Machado missed half the season with a knee injury. Wieters missed all but 26 games due to Tommy John surgery. Machado, however, is healthy again and, having already shown he can handle big league pitching at ages 20 and 21, his return to the lineup will be a welcome one. Wieters may start the season a bit late but, assuming no hiccups in his recovery, should be back for most of the year. His arm may be a question mark at the moment but he was hitting the cover off the ball when he went down last year.

Davis may be the most intriguing of the returning triumvirate. He managed 26 homers last season despite a putrid average and OBP, and his suspension for Adderall was the moldy icing on the garbage cake. He claims now that his troubles last year were due to a strained oblique that is now healthy and he has a therapeutic use exemption for the Adderall, which he claims helps his focus. That remains to be seen, but it’s hard to see how he could get much worse than he was in 2014.

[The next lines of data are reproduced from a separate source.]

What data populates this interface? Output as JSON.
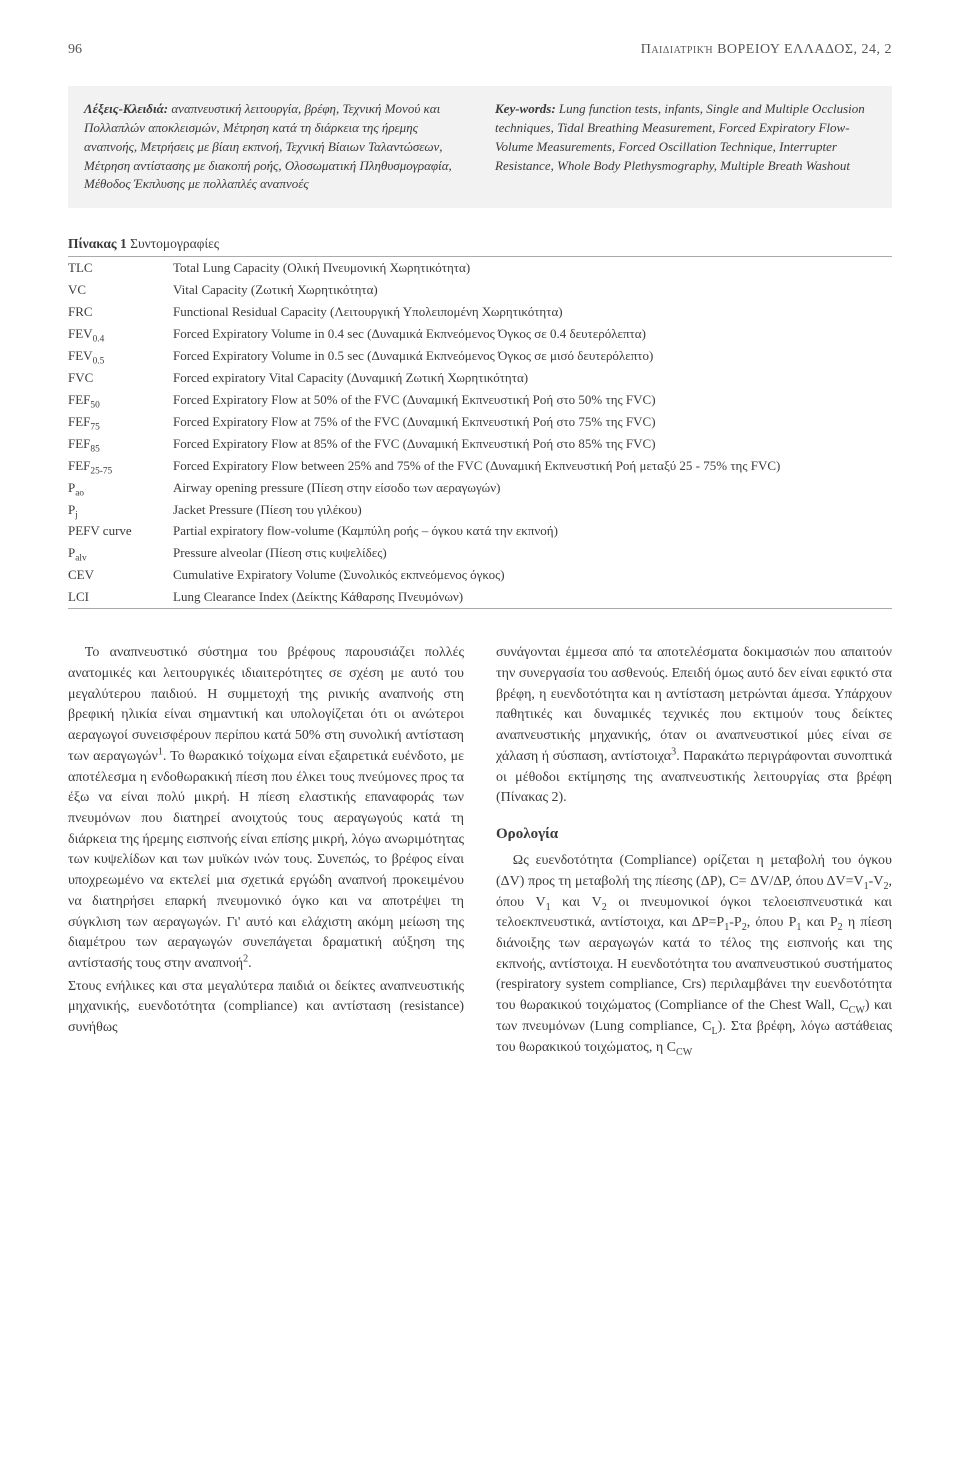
{
  "header": {
    "page_number": "96",
    "journal": "Παιδιατρική ΒΟΡΕΙΟΥ ΕΛΛΑΔΟΣ, 24, 2"
  },
  "keywords_box": {
    "background_color": "#f2f2f2",
    "left": {
      "label": "Λέξεις-Κλειδιά:",
      "text": " αναπνευστική λειτουργία, βρέφη, Τεχνική Μονού και Πολλαπλών αποκλεισμών, Μέτρηση κατά τη διάρκεια της ήρεμης αναπνοής, Μετρήσεις με βίαιη εκπνοή, Τεχνική Βίαιων Ταλαντώσεων, Μέτρηση αντίστασης με διακοπή ροής, Ολοσωματική Πληθυσμογραφία, Μέθοδος Έκπλυσης με πολλαπλές αναπνοές"
    },
    "right": {
      "label": "Key-words:",
      "text": " Lung function tests, infants, Single and Multiple Occlusion techniques, Tidal Breathing Measurement, Forced Expiratory Flow-Volume Measurements, Forced Oscillation Technique, Interrupter Resistance, Whole Body Plethysmography, Multiple Breath Washout"
    }
  },
  "table1": {
    "title_bold": "Πίνακας 1",
    "title_rest": " Συντομογραφίες",
    "rows": [
      {
        "abbr": "TLC",
        "def": "Total Lung Capacity (Ολική Πνευμονική Χωρητικότητα)"
      },
      {
        "abbr": "VC",
        "def": "Vital Capacity (Ζωτική Χωρητικότητα)"
      },
      {
        "abbr": "FRC",
        "def": "Functional Residual Capacity (Λειτουργική Υπολειπομένη Χωρητικότητα)"
      },
      {
        "abbr": "FEV<span class=\"sub\">0.4</span>",
        "def": "Forced Expiratory Volume in 0.4 sec (Δυναμικά Εκπνεόμενος Όγκος σε 0.4 δευτερόλεπτα)"
      },
      {
        "abbr": "FEV<span class=\"sub\">0.5</span>",
        "def": "Forced Expiratory Volume in 0.5 sec (Δυναμικά Εκπνεόμενος Όγκος σε μισό δευτερόλεπτο)"
      },
      {
        "abbr": "FVC",
        "def": "Forced expiratory Vital Capacity (Δυναμική Ζωτική Χωρητικότητα)"
      },
      {
        "abbr": "FEF<span class=\"sub\">50</span>",
        "def": "Forced Expiratory Flow at 50% of the FVC (Δυναμική Εκπνευστική Ροή στο 50% της FVC)"
      },
      {
        "abbr": "FEF<span class=\"sub\">75</span>",
        "def": "Forced Expiratory Flow at 75% of the FVC (Δυναμική Εκπνευστική Ροή στο 75% της FVC)"
      },
      {
        "abbr": "FEF<span class=\"sub\">85</span>",
        "def": "Forced Expiratory Flow at 85% of the FVC (Δυναμική Εκπνευστική Ροή στο 85% της FVC)"
      },
      {
        "abbr": "FEF<span class=\"sub\">25-75</span>",
        "def": "Forced Expiratory Flow between 25% and 75% of the FVC (Δυναμική Εκπνευστική Ροή μεταξύ 25 - 75% της FVC)"
      },
      {
        "abbr": "P<span class=\"sub\">ao</span>",
        "def": "Airway opening pressure (Πίεση στην είσοδο των αεραγωγών)"
      },
      {
        "abbr": "P<span class=\"sub\">j</span>",
        "def": "Jacket Pressure (Πίεση του γιλέκου)"
      },
      {
        "abbr": "PEFV curve",
        "def": "Partial expiratory flow-volume (Καμπύλη ροής – όγκου κατά την εκπνοή)"
      },
      {
        "abbr": "P<span class=\"sub\">alv</span>",
        "def": "Pressure alveolar (Πίεση στις κυψελίδες)"
      },
      {
        "abbr": "CEV",
        "def": "Cumulative Expiratory Volume (Συνολικός εκπνεόμενος όγκος)"
      },
      {
        "abbr": "LCI",
        "def": "Lung Clearance Index (Δείκτης Κάθαρσης Πνευμόνων)"
      }
    ]
  },
  "body": {
    "left": [
      "Το αναπνευστικό σύστημα του βρέφους παρουσιάζει πολλές ανατομικές και λειτουργικές ιδιαιτερότητες σε σχέση με αυτό του μεγαλύτερου παιδιού. Η συμμετοχή της ρινικής αναπνοής στη βρεφική ηλικία είναι σημαντική και υπολογίζεται ότι οι ανώτεροι αεραγωγοί συνεισφέρουν περίπου κατά 50% στη συνολική αντίσταση των αεραγωγών<span class=\"sup\">1</span>. Το θωρακικό τοίχωμα είναι εξαιρετικά ευένδοτο, με αποτέλεσμα η ενδοθωρακική πίεση που έλκει τους πνεύμονες προς τα έξω να είναι πολύ μικρή. Η πίεση ελαστικής επαναφοράς των πνευμόνων που διατηρεί ανοιχτούς τους αεραγωγούς κατά τη διάρκεια της ήρεμης εισπνοής είναι επίσης μικρή, λόγω ανωριμότητας των κυψελίδων και των μυϊκών ινών τους. Συνεπώς, το βρέφος είναι υποχρεωμένο να εκτελεί μια σχετικά εργώδη αναπνοή προκειμένου να διατηρήσει επαρκή πνευμονικό όγκο και να αποτρέψει τη σύγκλιση των αεραγωγών. Γι' αυτό και ελάχιστη ακόμη μείωση της διαμέτρου των αεραγωγών συνεπάγεται δραματική αύξηση της αντίστασής τους στην αναπνοή<span class=\"sup\">2</span>.",
      "Στους ενήλικες και στα μεγαλύτερα παιδιά οι δείκτες αναπνευστικής μηχανικής, ευενδοτότητα (compliance) και αντίσταση (resistance) συνήθως"
    ],
    "right_intro": [
      "συνάγονται έμμεσα από τα αποτελέσματα δοκιμασιών που απαιτούν την συνεργασία του ασθενούς. Επειδή όμως αυτό δεν είναι εφικτό στα βρέφη, η ευενδοτότητα και η αντίσταση μετρώνται άμεσα. Υπάρχουν παθητικές και δυναμικές τεχνικές που εκτιμούν τους δείκτες αναπνευστικής μηχανικής, όταν οι αναπνευστικοί μύες είναι σε χάλαση ή σύσπαση, αντίστοιχα<span class=\"sup\">3</span>. Παρακάτω περιγράφονται συνοπτικά οι μέθοδοι εκτίμησης της αναπνευστικής λειτουργίας στα βρέφη (Πίνακας 2)."
    ],
    "section_head": "Ορολογία",
    "right_section": [
      "Ως ευενδοτότητα (Compliance) ορίζεται η μεταβολή του όγκου (ΔV) προς τη μεταβολή της πίεσης (ΔP), C= ΔV/ΔP, όπου ΔV=V<span class=\"sub\">1</span>-V<span class=\"sub\">2</span>, όπου V<span class=\"sub\">1</span> και V<span class=\"sub\">2</span> οι πνευμονικοί όγκοι τελοεισπνευστικά και τελοεκπνευστικά, αντίστοιχα, και ΔP=P<span class=\"sub\">1</span>-P<span class=\"sub\">2</span>, όπου P<span class=\"sub\">1</span> και P<span class=\"sub\">2</span> η πίεση διάνοιξης των αεραγωγών κατά το τέλος της εισπνοής και της εκπνοής, αντίστοιχα. Η ευενδοτότητα του αναπνευστικού συστήματος (respiratory system compliance, Crs) περιλαμβάνει την ευενδοτότητα του θωρακικού τοιχώματος (Compliance of the Chest Wall, C<span class=\"sub\">CW</span>) και των πνευμόνων (Lung compliance, C<span class=\"sub\">L</span>). Στα βρέφη, λόγω αστάθειας του θωρακικού τοιχώματος, η C<span class=\"sub\">CW</span>"
    ]
  }
}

So, Cruz and Markakis gone, Snider, Machado, Wieters and an improved Davis in? There are a decent amount of “ifs” in there, but yeah, that’ll do.

What else is going on?

  • While the bounce back candidates are something to wish on, O’s fans had best prepare for a candidate for regression. Steve Pearce was a godsend for the O’s when Machado and, later, Davis went down, hitting .293/.373/.556 with 21 homers in 102 games. You think that’s happening again? Think again. Also maybe think about whether, if Pearce falters, Showalter has the will power to avoid playing Delmon Young more than he should. Young was pretty spiffy last year, but he was also used sparingly. The more Young is used in 2015, the less the O’s plans have gone according to expectations.
  • The rotation remains a strength in 2014. A thousand “can the Orioles win without a true ace” columns were written last year and a thousand more are likely to be written this year, but a team can do just fine without one of those true ace-types as long as they have four or five good pitchers like the O’s have in Chris Tillman, Wei-Yin Chen, Bud Norris, Miguel Gonzalez and Kevin Gausman.
  • Oh, a name was missing from that list, was it? Yes, it was: Ubaldo Jimenez. Nope, last year’s biggest acquisition doesn’t crack this rotation if reasonable expectations hold. But sure, Jimenez could bounce back and be useful. If so, wonderful. Especially in a day and age when pitchers drop like flies. But he doesn’t have to in order for the O’s to be successful, and that’s a nice luxury for everyone who doesn’t have to sign his checks.
  • The Orioles’ bullpen has a lot of moving parts at the moment, including Rule 5 additions and guys without options. But they also have a lot of talent and Buck Showalter has shown that he is the absolute best in the business dealing with the moving parts of a major league bullpen. Really, that’s been the story of this club for the past several years and gives the O’s a big advantage over teams with young, low-experience managers who never had to, you know, learn how to manage bullpens, which is just as much art as it is science, it seems.

Prediction: A lot of uncertainty here, but let us not forget that there’s a lot of talent too. I didn’t even mention Adam Jones above, and he’s pretty great. The defense up the middle is nice. The rotation, as mentioned, is solid. And the O’s have one of the best managers in the game. In a division where everyone else is either down or dealing with some key injuries that should still make them the favorite to win it. First place, AL East.